|Reviews for Poison Ivy|
| The-Ruby-Rabbit chapter 2 . 9/26/2014
I have the same reaction to poison ivy. It's only gotten in my mouth once and I will never forget that. I get shots for it every year. So this one sent chills up my spine. Still a great story!
| Yankee71 chapter 2 . 1/31/2014
Are u gonna continue? It a exciting story so far keep going
| ReptilesTheme chapter 1 . 1/22/2014
What do I have to do to get the end of this story? Please please update‼ or complete‼ Or update‼
I love it when Throttle comes to Charley's rescue‼
| KATT9033 chapter 2 . 10/9/2013
Could u please update this and other stories. I'm loving them but I'm going nuts here reading them.
| Lone wuf chapter 2 . 8/27/2013
When are you gonna write more? It's very good keep going bravo!
| sakura-light-angel chapter 2 . 1/24/2012
what the frick? what happened! please update!
| Cutegenius chapter 2 . 1/25/2011
I had no idea that anyone could go into anaphalactic shock over poison ivy... I thought it just gave you an aweful rash. Please tell me there is more of this!
| Jake Crepeau chapter 2 . 1/21/2011
Woh, one down-and-dirty tracheotomy! Who would've known one of the guys would know how to do one? Well done!
| Momma Lici chapter 2 . 12/21/2010
oooo ... 0.0
Is there any chance you'll finish this? PLEASE?
| delunatic chapter 2 . 2/27/2010
oh wow... that was dramatic...or traumatic? I hope you update soon. or are you going to leave it there? I really hope the guys can get some kind of explanation. All of the stories I read of yours: LOVE! keep it up! Write free!
| DreamFeathers chapter 2 . 5/24/2009
*scratches hair a bit confusedly* high tension and drama there alright... Hm, i'm just not too sure if Poison Ivy is supposed to give you that explosive reaction? Maybe if you're seriously allergic, but... lessee what google says... Wiki to the rescue!
The reaction caused by poison ivy, urushiol-induced contact dermatitis, is an allergic reaction. Around 15% to 30% of people have no allergic response, but most people will become sensitized with repeated or more concentrated exposure to urushiol. Reactions can progress to anaphylaxis.
Urushiol binds to the skin on contact, where it causes severe itching that develops into reddish colored inflammation or non-colored bumps, and then blistering. These lesions may be treated with calamine lotion, Burow solution compresses, or Aveeno baths to relieve discomfort. In severe cases, clear fluids ooze from open blistered sores and corticosteroids are the necessary treatment.
The oozing fluids released by itching blisters do not spread the poison. The appearance of a spreading rash indicates that some areas received more of the poison and reacted sooner than other areas or that contamination is still occurring from contact with objects to which the original poison was spread. The blisters and oozing result from blood vessels that develop gaps and leak fluid through the skin; if the skin is cooled, the vessels constrict and leak less. If poison ivy is burned and the smoke then inhaled, this rash will appear on the lining of the lungs, causing extreme pain and possibly fatal respiratory difficulty. If poison ivy is eaten, the digestive tract, airway, kidneys or other organs can be damaged. An untreated rash can last up to four weeks.

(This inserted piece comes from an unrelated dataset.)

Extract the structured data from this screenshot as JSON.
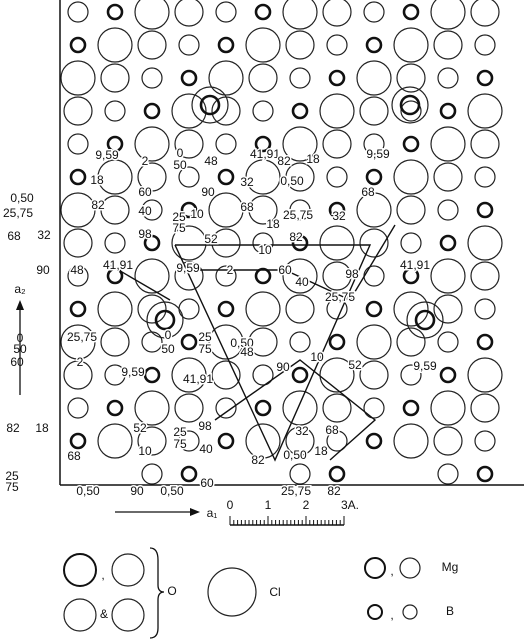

| Mad-Eyed Owl chapter 2 . 11/1/2008
Oh GOOD GOD. Have these guys never heard of anaphylaxis? Love the way you structure things so quickly and let the story flow, as well as your characters. Never would have thought that Charley had to much oomph to her. Chapter trois, sil vous plait?
| Lil Cherry Blossom Angel chapter 2 . 10/27/2008
Wow, this was an intense chapter. Hope eveerything will still be okay between charley and throttle. Above all awsome work as usual can't wait to read more.
| WickedNightingale chapter 2 . 10/26/2008
I hope she'll be okay now
| Hera Ledro chapter 2 . 10/25/2008
Not bad at all. I assume, then, that she has a far more powerful reaction to Poison Ivy than most people?
Quite a drastic move needed to get her oxygen, but a bit logical. The only issue I see is that the blood would flow into the trachea and into her lungs from there. With the damage that a scalpel can do to the tissues, and the fact that some of the blood will flow downward into the lungs, she could very easily suffocate.
A good way to hinder this is to tilt the head and neck back. Naturally, some blood will still flow into the lungs, but most of it would pool into the 'upper' part of the trachea, where it's blocked off.